Et d'autre part, le président ne peut pas réunir un conseil national de la refondation pour dire le dialogue maintenant est la marque de fabrique de mon quinquennat. Et comme ça, dans une discussion avec des journalistes, dire on va le passer dans le 49-3 pour le budget.
Je sens qu'il y a une petite forme d'ironie chez vous quand vous regardez ce CNR qui ne vous a pas convaincu.
Non, ce n'est pas le CNR. Si on fait un conseil de la refondation, on discute de tous les sujets, celui de la retraite doit forcément venir.
Donc soit on dit qu'on dialogue et on dialogue vraiment,
sans préjuger des décisions qui devront être prises. Il faut à un moment prendre des décisions.
Il y a une question qui a traversé, y compris votre quinquennat, qui est la question de la fin de vie et de l'autorisation de l'euthanasie. En remettant ces insignes de la Légion d'honneur à Aline Renaud, Emmanuel Macron a dit que ça doit se faire et ça se fera. Est-ce que c'est un combat que vous partagez ?
Oui, mais ne laissons pas penser qu'on part de rien. Il y a eu depuis des années des législations qui ont progressivement permis justement d'aborder, d'affronter, devrais-je dire, cette question de la fin de vie. La dernière loi, dite loi Claes-Leonetti, a permis ce qu'on appelle les directives anticipées. Et chacun peut rédiger une directive en disant, si je suis dans un état de gravité, d'irréversibilité, je demande qu'on ne me prolonge pas. C'est une décision importante et ça a été donc permis par la loi. Ensuite, toujours dans cette loi, lorsque nous sommes en fin de vie et que nous connaissons des souffrances, la sédation profonde peut intervenir.
Là, il pourrait y avoir une étape, si je puis dire, supplémentaire. C'est-à-dire, là, ce serait nous-mêmes qui pourrions dire, à un moment, avant même que je ne connaisse des douleurs épouvantables, alors qu'il n'y a plus de doute sur la fin, je demande que l'on abrège ma vie. Donc ça suppose des conditions très précises et je crois que c'est ça qui doit être aujourd'hui préparé.
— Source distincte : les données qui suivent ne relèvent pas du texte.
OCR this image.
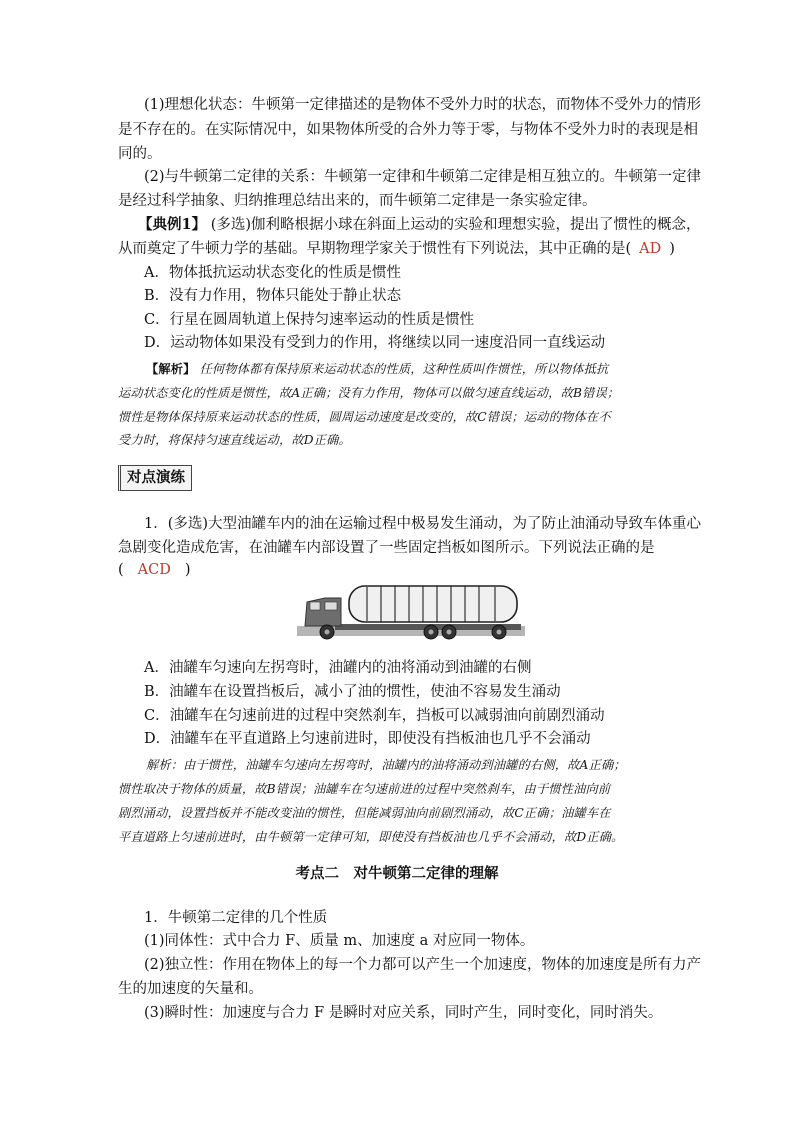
(1)理想化状态：牛顿第一定律描述的是物体不受外力时的状态，而物体不受外力的情形
是不存在的。在实际情况中，如果物体所受的合外力等于零，与物体不受外力时的表现是相
同的。
(2)与牛顿第二定律的关系：牛顿第一定律和牛顿第二定律是相互独立的。牛顿第一定律
是经过科学抽象、归纳推理总结出来的，而牛顿第二定律是一条实验定律。
【典例1】 (多选)伽利略根据小球在斜面上运动的实验和理想实验，提出了惯性的概念，
从而奠定了牛顿力学的基础。早期物理学家关于惯性有下列说法，其中正确的是( AD )
A．物体抵抗运动状态变化的性质是惯性
B．没有力作用，物体只能处于静止状态
C．行星在圆周轨道上保持匀速率运动的性质是惯性
D．运动物体如果没有受到力的作用，将继续以同一速度沿同一直线运动
【解析】 任何物体都有保持原来运动状态的性质，这种性质叫作惯性，所以物体抵抗
运动状态变化的性质是惯性，故A正确；没有力作用，物体可以做匀速直线运动，故B错误；
惯性是物体保持原来运动状态的性质，圆周运动速度是改变的，故C错误；运动的物体在不
受力时，将保持匀速直线运动，故D正确。
对点演练
1．(多选)大型油罐车内的油在运输过程中极易发生涌动，为了防止油涌动导致车体重心
急剧变化造成危害，在油罐车内部设置了一些固定挡板如图所示。下列说法正确的是
( ACD )
A．油罐车匀速向左拐弯时，油罐内的油将涌动到油罐的右侧
B．油罐车在设置挡板后，减小了油的惯性，使油不容易发生涌动
C．油罐车在匀速前进的过程中突然刹车，挡板可以减弱油向前剧烈涌动
D．油罐车在平直道路上匀速前进时，即使没有挡板油也几乎不会涌动
解析：由于惯性，油罐车匀速向左拐弯时，油罐内的油将涌动到油罐的右侧，故A正确；
惯性取决于物体的质量，故B错误；油罐车在匀速前进的过程中突然刹车，由于惯性油向前
剧烈涌动，设置挡板并不能改变油的惯性，但能减弱油向前剧烈涌动，故C正确；油罐车在
平直道路上匀速前进时，由牛顿第一定律可知，即使没有挡板油也几乎不会涌动，故D正确。
考点二　对牛顿第二定律的理解
1．牛顿第二定律的几个性质
(1)同体性：式中合力 F、质量 m、加速度 a 对应同一物体。
(2)独立性：作用在物体上的每一个力都可以产生一个加速度，物体的加速度是所有力产
生的加速度的矢量和。
(3)瞬时性：加速度与合力 F 是瞬时对应关系，同时产生，同时变化，同时消失。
François Hollande, ça vous manque de ne pas être manette ? De ne plus être manette ?
C'est la vie, on ne peut pas toujours être aux manettes, sinon on est comme Vladimir Poutine, on est éternel et on nie la démocratie. Moi, j'ai exercé pendant cinq ans un mandat tout à fait prestigieux et qui me rend fier de l'avoir exercé. Après, il y a un jugement qui peut être porté sur ce que j'ai fait ou pas fait. Mais voilà, je n'ai pas de frustration, de rancune ou de rancœur particulière.
François Hollande, ancien président de la République, évidemment. François Hollande, donc auteur de « Bouleversement, votre regard », inquiet, on le sent, sur le monde qui vient. Merci d'avoir répondu à mes questions ce matin. Il est 8h53 sur RMC BFM TV.